No final do encontro memorável com Nicodemos, Jesus mandou o seu recado à humanidade, exortando-a, utilizando o verbo na segunda pessoa do plural. Enfaticamente, revela uma grande verdade: “(...) Necessário vos é nascer de novo” (João 3:7). Realmente a Doutrina Espírita assevera que a encarnação humana é primordial, ensinando que “a união do espírito e da matéria é necessária” (OLE, 25) e que “os espíritos têm que sofrer todas as vicissitudes da existência corporal” (OLE, 132), como igualmente “criados simples e ignorantes se instruem nas lutas e tribulações da vida corporal” (OLE, 133). Os bons espíritos, segundo a codificação kardequiana, são os que conseguiram “predominância sobre a matéria” (OLE, 107).
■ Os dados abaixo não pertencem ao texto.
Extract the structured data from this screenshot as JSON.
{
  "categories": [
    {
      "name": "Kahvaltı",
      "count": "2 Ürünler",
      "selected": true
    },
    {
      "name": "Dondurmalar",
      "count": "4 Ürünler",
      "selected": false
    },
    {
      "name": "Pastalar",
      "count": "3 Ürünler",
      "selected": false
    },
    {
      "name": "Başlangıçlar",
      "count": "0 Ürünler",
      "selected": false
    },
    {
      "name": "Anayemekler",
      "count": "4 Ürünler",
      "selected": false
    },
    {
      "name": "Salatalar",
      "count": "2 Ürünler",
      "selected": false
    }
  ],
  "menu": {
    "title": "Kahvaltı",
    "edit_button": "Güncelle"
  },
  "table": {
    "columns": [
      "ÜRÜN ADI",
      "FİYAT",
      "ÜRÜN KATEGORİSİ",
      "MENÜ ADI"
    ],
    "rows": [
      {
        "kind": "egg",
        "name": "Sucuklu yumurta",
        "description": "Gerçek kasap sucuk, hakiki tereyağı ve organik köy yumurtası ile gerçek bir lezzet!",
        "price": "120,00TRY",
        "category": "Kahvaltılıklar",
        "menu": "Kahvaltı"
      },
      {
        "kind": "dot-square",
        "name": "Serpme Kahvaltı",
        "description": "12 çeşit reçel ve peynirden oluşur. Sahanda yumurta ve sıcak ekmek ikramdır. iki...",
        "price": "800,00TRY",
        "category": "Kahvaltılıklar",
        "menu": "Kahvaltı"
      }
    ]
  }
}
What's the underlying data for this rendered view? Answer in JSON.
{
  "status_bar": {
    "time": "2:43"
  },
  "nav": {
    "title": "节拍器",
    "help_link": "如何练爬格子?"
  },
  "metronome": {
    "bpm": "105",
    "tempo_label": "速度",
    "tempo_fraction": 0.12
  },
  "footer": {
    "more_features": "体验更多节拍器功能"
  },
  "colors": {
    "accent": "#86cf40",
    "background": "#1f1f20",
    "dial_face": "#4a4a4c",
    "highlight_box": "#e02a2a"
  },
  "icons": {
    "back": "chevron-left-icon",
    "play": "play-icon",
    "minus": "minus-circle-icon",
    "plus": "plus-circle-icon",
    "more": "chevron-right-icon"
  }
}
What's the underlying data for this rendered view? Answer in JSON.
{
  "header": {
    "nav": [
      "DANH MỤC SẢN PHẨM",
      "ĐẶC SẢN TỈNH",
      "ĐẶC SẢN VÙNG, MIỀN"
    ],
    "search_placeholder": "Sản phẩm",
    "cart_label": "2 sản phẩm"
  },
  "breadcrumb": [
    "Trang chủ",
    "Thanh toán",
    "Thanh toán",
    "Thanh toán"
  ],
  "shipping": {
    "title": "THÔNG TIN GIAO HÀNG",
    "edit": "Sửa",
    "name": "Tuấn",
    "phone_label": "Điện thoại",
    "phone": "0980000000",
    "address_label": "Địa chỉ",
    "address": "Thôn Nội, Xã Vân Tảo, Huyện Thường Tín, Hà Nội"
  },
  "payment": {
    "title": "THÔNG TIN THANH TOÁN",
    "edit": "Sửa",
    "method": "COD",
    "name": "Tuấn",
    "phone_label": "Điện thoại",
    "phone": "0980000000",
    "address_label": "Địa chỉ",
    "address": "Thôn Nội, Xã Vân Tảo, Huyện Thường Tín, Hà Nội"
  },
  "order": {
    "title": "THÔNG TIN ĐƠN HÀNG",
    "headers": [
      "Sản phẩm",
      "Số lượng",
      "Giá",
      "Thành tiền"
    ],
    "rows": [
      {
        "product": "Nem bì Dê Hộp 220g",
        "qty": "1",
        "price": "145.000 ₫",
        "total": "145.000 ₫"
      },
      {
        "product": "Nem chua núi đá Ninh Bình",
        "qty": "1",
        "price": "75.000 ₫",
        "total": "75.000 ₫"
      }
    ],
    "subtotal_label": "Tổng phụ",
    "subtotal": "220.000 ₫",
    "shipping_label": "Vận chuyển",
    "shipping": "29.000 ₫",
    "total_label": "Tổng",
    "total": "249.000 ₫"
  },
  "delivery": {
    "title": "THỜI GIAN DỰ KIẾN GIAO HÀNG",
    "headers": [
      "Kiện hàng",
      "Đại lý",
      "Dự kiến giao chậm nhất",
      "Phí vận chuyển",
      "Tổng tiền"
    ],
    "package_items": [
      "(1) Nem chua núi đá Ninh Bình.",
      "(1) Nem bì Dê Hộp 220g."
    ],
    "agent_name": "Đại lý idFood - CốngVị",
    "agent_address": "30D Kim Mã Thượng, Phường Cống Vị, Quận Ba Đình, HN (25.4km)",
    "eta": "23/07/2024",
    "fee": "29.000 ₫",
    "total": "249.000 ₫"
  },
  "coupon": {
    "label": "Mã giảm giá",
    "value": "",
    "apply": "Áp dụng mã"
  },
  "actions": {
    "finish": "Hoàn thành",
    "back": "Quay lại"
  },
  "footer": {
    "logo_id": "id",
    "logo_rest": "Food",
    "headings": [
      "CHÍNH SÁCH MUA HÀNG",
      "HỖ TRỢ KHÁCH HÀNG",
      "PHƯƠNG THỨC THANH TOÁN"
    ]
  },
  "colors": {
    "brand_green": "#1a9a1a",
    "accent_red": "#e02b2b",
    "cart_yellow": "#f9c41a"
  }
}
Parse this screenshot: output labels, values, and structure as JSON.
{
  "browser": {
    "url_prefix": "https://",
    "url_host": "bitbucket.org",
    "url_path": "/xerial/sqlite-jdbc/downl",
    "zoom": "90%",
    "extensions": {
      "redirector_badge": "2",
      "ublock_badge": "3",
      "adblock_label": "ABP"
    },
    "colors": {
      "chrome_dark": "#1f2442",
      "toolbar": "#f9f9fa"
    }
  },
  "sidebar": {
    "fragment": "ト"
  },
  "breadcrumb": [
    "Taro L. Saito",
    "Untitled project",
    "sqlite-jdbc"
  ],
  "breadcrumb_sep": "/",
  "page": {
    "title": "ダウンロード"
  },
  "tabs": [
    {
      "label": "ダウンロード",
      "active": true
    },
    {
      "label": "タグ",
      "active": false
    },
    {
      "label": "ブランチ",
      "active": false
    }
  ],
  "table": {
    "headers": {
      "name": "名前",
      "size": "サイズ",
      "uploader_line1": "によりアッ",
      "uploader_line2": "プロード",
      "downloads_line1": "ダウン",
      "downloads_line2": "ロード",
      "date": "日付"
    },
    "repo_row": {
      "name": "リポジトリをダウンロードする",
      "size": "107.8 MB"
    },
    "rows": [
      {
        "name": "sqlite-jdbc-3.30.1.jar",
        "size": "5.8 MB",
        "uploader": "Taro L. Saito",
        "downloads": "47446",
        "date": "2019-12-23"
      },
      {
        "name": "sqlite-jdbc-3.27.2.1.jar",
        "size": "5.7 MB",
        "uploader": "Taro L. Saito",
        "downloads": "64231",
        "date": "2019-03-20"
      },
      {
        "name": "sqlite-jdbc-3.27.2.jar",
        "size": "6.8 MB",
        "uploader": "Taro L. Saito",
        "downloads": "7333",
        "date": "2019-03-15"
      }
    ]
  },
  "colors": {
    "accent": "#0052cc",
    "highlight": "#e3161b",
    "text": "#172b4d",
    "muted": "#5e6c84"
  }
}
Os religiosos dogmáticos, em detrimento de muitos versículos das Escrituras, onde a verdade reencarnacionista é inquestionável, citam infantilmente uma passagem, no livro de Hebreus, onde está escrito: “Aos homens está ordenado morrerem uma só vez e, depois disso, o juízo”. O texto está referindo-se à personalidade, ao corpo que dá oportunidade de crescimento evolutivo à individualidade, o espírito imortal. O corpo físico é composto por água e minerais e tem, naturalmente, uma existência limitada. O homem, personalidade terrena, está destinado à morte; contudo, a entidade espiritual presente nunca fenece e reencarnará tantas vezes quantas se fizerem necessárias. Após o decesso da vestimenta somática (morte), a individualidade espiritual alça o voo da libertação; sujeito, contudo, ao juízo que se processa nos refolhos mais íntimos do seu ser, muitas vezes amargurado pelo remorso que parece lhe consumir inteiramente como chamas ardentes de uma fornalha.

A doutrina da reencarnação explica, com sensatez e lógica, as adversidades do caminho e os golpes do destino. Assim como o Mestre Jesus questionou a Nicodemos, o mesmo faria aos exegetas adversários e negadores do “nascer de novo”: Vocês são mestres de Israel, e não sabem disso? (João 3:10).